For any motorsport athlete 'feel' of the machine is exceptionally important. The raceplanes are direct connect, "Which means no matter what I do with my hands on the control stick, it will directly affect how the control surfaces move in the air," said Hall. "So I feel the air loading on the control surfaces through the stick in my fingers and I can feel the aircraft. The more modern jets are all fly-by-wire, so there is a more synthetic feel through the stick. The stick is just being used as a traditional type of controller, you tell the computer where you want to go and the computer decides the most effective use of controls to get that way. So you're not finessing the aircraft, you don't have that raw connection," he explained.

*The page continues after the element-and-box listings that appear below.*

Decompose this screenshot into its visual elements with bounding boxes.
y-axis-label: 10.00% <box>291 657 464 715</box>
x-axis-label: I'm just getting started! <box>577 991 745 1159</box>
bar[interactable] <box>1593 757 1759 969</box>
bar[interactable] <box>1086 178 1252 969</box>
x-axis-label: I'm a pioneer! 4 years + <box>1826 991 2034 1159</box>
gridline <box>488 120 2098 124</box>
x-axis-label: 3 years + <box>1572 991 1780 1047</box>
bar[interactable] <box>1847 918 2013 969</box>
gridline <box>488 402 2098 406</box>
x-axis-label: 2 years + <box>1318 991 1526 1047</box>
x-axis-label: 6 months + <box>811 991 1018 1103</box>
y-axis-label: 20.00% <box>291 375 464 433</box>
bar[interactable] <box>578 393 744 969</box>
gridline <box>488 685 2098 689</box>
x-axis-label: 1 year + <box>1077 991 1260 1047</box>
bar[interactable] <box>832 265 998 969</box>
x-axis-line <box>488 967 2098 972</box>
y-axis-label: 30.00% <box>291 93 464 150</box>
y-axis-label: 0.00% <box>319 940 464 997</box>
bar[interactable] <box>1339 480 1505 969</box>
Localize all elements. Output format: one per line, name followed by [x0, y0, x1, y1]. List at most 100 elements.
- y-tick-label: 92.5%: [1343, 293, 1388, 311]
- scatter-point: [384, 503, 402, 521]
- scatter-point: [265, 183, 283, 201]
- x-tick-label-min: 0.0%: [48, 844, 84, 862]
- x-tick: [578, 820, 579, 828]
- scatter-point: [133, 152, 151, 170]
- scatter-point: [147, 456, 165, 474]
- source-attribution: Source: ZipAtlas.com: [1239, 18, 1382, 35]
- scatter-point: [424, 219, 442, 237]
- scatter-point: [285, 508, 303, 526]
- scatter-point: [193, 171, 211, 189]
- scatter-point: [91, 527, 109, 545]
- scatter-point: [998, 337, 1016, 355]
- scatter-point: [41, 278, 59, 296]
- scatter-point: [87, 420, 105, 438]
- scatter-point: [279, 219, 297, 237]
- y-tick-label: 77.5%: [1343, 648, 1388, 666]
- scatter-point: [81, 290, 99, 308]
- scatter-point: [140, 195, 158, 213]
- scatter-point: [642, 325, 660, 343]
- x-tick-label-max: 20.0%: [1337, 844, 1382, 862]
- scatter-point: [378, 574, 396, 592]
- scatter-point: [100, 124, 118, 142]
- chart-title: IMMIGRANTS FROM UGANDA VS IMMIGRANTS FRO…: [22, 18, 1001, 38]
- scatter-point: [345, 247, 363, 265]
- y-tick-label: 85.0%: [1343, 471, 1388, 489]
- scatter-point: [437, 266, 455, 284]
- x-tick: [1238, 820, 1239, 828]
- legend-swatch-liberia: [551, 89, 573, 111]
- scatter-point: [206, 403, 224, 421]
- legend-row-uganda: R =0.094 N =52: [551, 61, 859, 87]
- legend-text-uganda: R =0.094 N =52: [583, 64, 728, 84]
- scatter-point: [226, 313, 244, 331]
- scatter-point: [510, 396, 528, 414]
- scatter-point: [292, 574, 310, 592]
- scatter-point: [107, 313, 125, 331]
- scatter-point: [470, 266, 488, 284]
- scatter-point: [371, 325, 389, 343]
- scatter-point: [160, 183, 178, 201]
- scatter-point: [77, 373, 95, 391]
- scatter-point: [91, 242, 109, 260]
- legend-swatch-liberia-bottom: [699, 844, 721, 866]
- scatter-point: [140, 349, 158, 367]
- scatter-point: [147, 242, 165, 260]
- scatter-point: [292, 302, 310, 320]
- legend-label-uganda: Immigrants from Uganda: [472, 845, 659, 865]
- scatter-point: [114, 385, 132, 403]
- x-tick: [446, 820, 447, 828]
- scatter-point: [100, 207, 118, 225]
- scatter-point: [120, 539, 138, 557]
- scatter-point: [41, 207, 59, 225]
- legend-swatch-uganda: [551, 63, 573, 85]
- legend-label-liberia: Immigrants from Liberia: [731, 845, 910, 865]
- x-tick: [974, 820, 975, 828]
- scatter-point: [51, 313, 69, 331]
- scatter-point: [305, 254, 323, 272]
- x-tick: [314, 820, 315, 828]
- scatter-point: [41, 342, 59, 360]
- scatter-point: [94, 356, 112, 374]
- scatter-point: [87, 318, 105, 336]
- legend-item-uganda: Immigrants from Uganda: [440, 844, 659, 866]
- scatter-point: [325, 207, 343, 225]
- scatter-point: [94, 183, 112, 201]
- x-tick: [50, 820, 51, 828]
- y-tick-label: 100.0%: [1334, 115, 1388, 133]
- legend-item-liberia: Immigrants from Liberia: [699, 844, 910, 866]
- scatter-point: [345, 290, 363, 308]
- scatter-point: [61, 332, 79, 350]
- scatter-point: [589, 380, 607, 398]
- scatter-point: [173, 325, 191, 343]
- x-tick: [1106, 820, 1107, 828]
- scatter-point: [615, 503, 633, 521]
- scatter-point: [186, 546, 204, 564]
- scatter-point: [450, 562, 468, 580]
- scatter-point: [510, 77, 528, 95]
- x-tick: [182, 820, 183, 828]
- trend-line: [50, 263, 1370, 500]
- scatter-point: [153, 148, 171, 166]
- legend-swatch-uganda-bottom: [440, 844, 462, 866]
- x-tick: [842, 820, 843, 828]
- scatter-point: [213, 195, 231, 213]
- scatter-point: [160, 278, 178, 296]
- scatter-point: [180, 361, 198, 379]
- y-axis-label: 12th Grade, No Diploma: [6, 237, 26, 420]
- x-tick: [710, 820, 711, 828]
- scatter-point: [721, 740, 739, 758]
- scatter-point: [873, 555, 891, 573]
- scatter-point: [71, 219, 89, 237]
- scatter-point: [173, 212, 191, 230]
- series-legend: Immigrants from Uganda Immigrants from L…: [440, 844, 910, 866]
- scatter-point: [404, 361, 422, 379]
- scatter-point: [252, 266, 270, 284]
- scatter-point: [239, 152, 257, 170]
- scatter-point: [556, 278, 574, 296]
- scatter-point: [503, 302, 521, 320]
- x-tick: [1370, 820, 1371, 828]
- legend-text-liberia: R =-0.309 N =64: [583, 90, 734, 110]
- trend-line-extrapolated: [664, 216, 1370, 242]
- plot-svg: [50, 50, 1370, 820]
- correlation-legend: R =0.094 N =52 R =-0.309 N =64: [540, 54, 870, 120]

Although they are both flying machines, Murphy knows they have completely different roles to play and as such have to be flown differently: "The job of flying a military fast jet is actually more about 'operating' it than 'flying' it – operating the weapon systems, self-defence suite, navigation systems, reconnaissance systems, etc. The aim is to put bombs on target – the flying is only one part of it. Having said that, a lot of what I learned flying the Harrier at high speed and low level is applicable in the Air Race. And certainly flying in the Red Arrows gave me a lot of experience operating at the limits of the aircraft close to the ground – whilst thinking about wind, terrain, crowd safety, etc."
You might be surprised to hear that a raceplane is a lot nosier than a jet. "The loudest thing is the air conditioning. Every pilot in the Air Race will have a headset with noise cancelling features," Hall said. "The jet has better visibility – they're designed for you to be looking at what's going on around you. And the raceplane is designed to be as clean and light as possible and you only need to look out the front to see the next pylons. In a jet you also have a lot more instruments and a lot more to operate, where in a raceplane you set it up for when you're in the track, but once you're in there, you're not doing any systems management you are just purely flying the aircraft!" Hall added.
Murphy is only in his first season as a Master Class pilot and has only raced his Edge 540 once, but it has already found a place in his heart. "I'm extremely lucky to have experienced both types of flying – but for me, piloting the raceplane is as close to 'raw' piloting as you can get. And as someone who loves to fly, that wins hands down!" Murphy concluded.